Yverdon-Les-Bains: l’avenir dans le rétroviseur?

Quand la gauche et la droite font alliance, ce n’est pas toujours pour le meilleur. Preuve en est l’accord abracadabrantesque conclu entre le PS et le PLR à Yverdon-les-Bains: tu me laisses créer une centaine de nouvelles places d’accueil parascolaire dit la gauche, tu me laisses construire un parking souterrain de 1000 places sous la Place d’Armes dit la droite. Donnant-donnant. Comme s’il y avait une relation logique entre ces deux investissements! Après que le Conseil communal a accepté, en mars dernier, la construction de ce parking devant la gare (la partie verdoyante de la Place d’Armes sur notre photo), des Yverdonnois résistants récoltent des signatures en vue d’un référendum contre ce projet. Ils reprochent notamment à ce dernier d’entraîner une augmentation de 35% du trafic dans un centre-ville déjà largement saturé.

Saut périlleux arrière

«Une telle construction va permettre d’offrir un bel espace paysager à la population et garantir un nombre suffisant de places de stationnement au centre-ville dans les prochaines années», écrit la Municipalité dans un communiqué. En fait, aucun arbre digne de ce nom ne pourra jamais pousser dans une terre de 60 centimètres d’épaisseur. «Le bel espace paysager» n’aura vraiment rien d’attrayant lors des étés qui, conséquence du réchauffement climatique, seront toujours plus longs et chauds. La concession de 70 ans attribuée à des entreprises privées pour réaliser ce parking ressemble plutôt à un saut périlleux arrière dans le 20ème siècle. Quel contraste avec la politique visionnaire suivie par un nombre croissant de villes, comme par exemple Oslo!

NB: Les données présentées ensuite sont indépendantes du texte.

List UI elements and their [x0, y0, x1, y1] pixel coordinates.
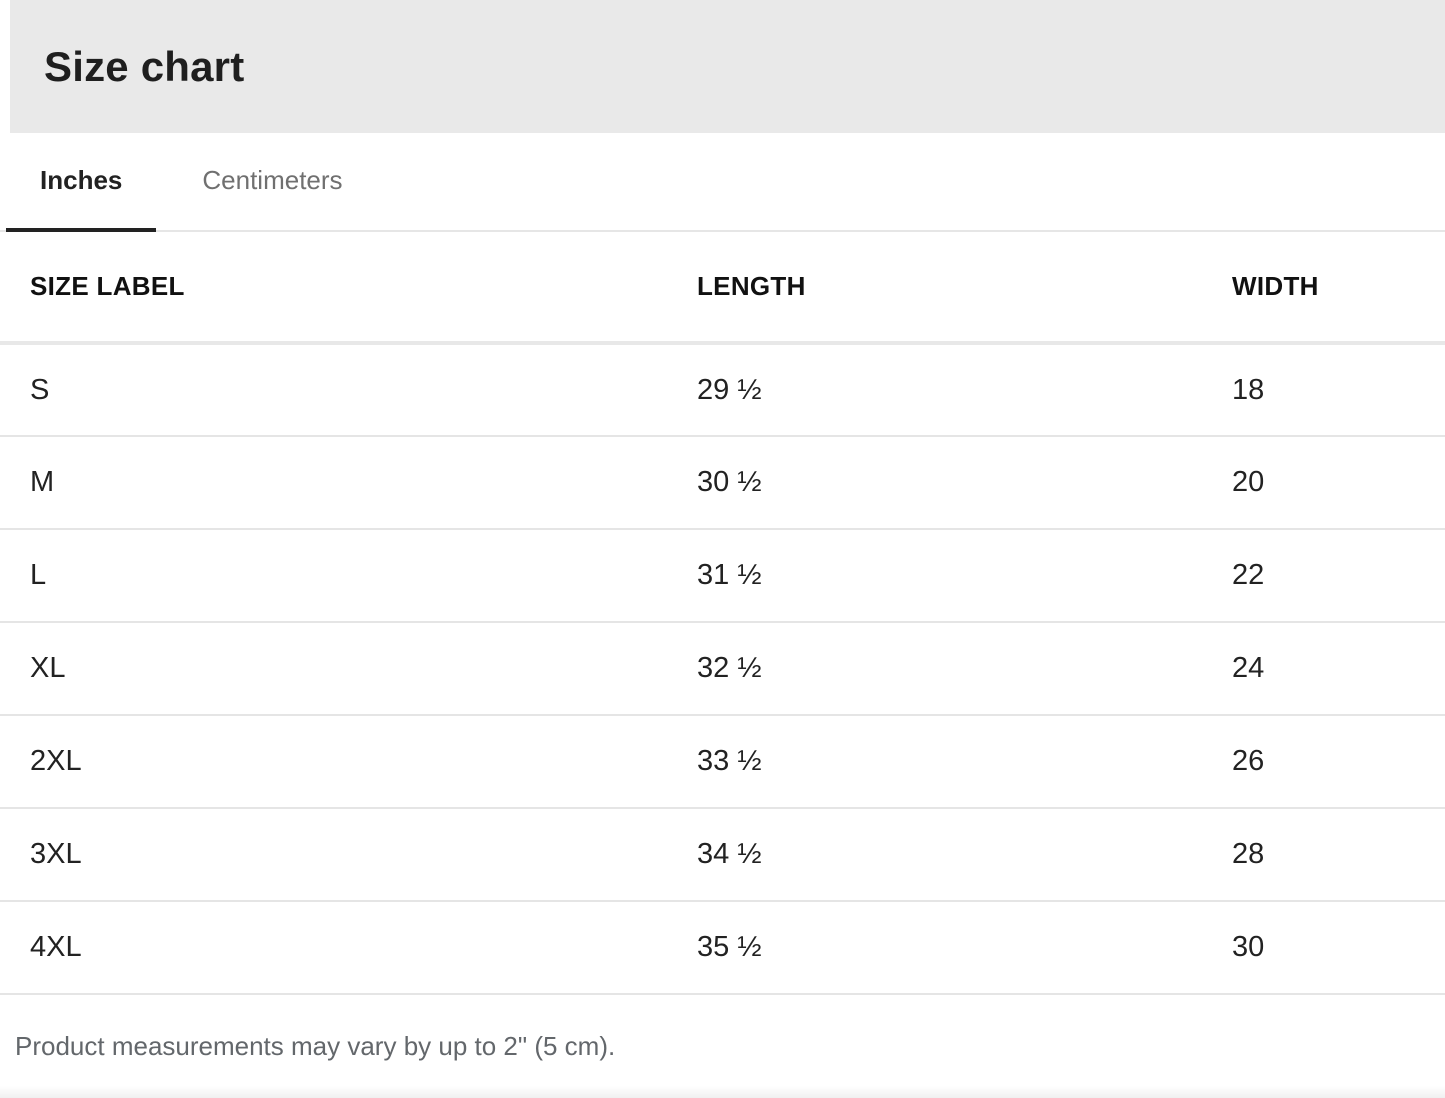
length-cell: 32 ½: [697, 622, 1232, 716]
size-label-cell: 4XL: [0, 901, 697, 995]
width-cell: 26: [1232, 715, 1445, 809]
size-table: SIZE LABEL LENGTH WIDTH S 29 ½ 18 M 30 ½…: [0, 232, 1445, 995]
table-row: XL 32 ½ 24: [0, 622, 1445, 716]
unit-tabs: Inches Centimeters: [0, 133, 1445, 232]
measurement-variance-note: Product measurements may vary by up to 2…: [15, 1031, 616, 1061]
titlebar: Size chart: [10, 0, 1445, 133]
size-label-cell: 2XL: [0, 715, 697, 809]
tab-inches[interactable]: Inches: [6, 133, 157, 232]
width-cell: 18: [1232, 343, 1445, 437]
size-label-cell: M: [0, 436, 697, 530]
size-label-cell: S: [0, 343, 697, 437]
table-row: S 29 ½ 18: [0, 343, 1445, 437]
length-cell: 30 ½: [697, 436, 1232, 530]
width-cell: 20: [1232, 436, 1445, 530]
width-cell: 22: [1232, 529, 1445, 623]
tab-centimeters[interactable]: Centimeters: [168, 133, 376, 232]
col-header-size-label: SIZE LABEL: [0, 232, 697, 345]
table-row: L 31 ½ 22: [0, 529, 1445, 623]
width-cell: 28: [1232, 808, 1445, 902]
length-cell: 29 ½: [697, 343, 1232, 437]
width-cell: 30: [1232, 901, 1445, 995]
size-label-cell: XL: [0, 622, 697, 716]
table-row: 4XL 35 ½ 30: [0, 901, 1445, 995]
table-row: 2XL 33 ½ 26: [0, 715, 1445, 809]
length-cell: 33 ½: [697, 715, 1232, 809]
size-table-body: S 29 ½ 18 M 30 ½ 20 L 31 ½ 22 XL 32 ½ 24…: [0, 343, 1445, 995]
header-row: SIZE LABEL LENGTH WIDTH: [0, 232, 1445, 345]
col-header-width: WIDTH: [1232, 232, 1445, 345]
bottom-edge-band: [0, 1086, 1445, 1098]
table-row: 3XL 34 ½ 28: [0, 808, 1445, 902]
size-label-cell: L: [0, 529, 697, 623]
length-cell: 34 ½: [697, 808, 1232, 902]
size-table-header: SIZE LABEL LENGTH WIDTH: [0, 232, 1445, 345]
size-label-cell: 3XL: [0, 808, 697, 902]
col-header-length: LENGTH: [697, 232, 1232, 345]
table-row: M 30 ½ 20: [0, 436, 1445, 530]
length-cell: 31 ½: [697, 529, 1232, 623]
page-title: Size chart: [44, 42, 245, 90]
width-cell: 24: [1232, 622, 1445, 716]
length-cell: 35 ½: [697, 901, 1232, 995]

En 2020, la capitale norvégienne aura supprimé l’essentiel des voitures particulières du centre-ville, en dehors de celles pour handicapés. «Les gens commencent à s’habituer à l’idée que la ville devrait être pensée pour les gens et non pas pour les voitures», souligne la conseillère municipale écologiste Hanna Marcussen, en charge du développement urbain.

Retour vers le futur

Au lieu d’entreprendre de gros et coûteux travaux auxquels participeront des camions, dont les innombrables allers et venues ne vont certainement pas favoriser le petit commerce, la droite et la gauche auraient été bien inspirées de s’entendre autrement: en favorisant des parkings à l’extérieur de la ville complétés par quelques parkings silos intra-muros, et surtout en développant massivement des transports publics confortables et conviviaux ainsi que de vraies pistes cyclables dont la ville est singulièrement dépourvue. Il est encore temps, pour les Yverdonnois, de faire un retour vers le futur.

(Trait libre publié dans Echo Magazine du 17 avril 2019)

 

 

 

 

 

Philippe Le Bé

Désormais auteur, Philippe Le Bé a précédemment été journaliste à l’ATS, Radio Suisse internationale, la Tribune de Genève, Bilan, la RTS, L'Hebdo, et Le Temps. Il a publié trois romans: «Du vin d’ici à l’au-delà » (L’Aire),« 2025: La situation est certes désespérée mais ce n’est pas grave » (Edilivre) et "Jésus revient...en Suisse" (Cabédita)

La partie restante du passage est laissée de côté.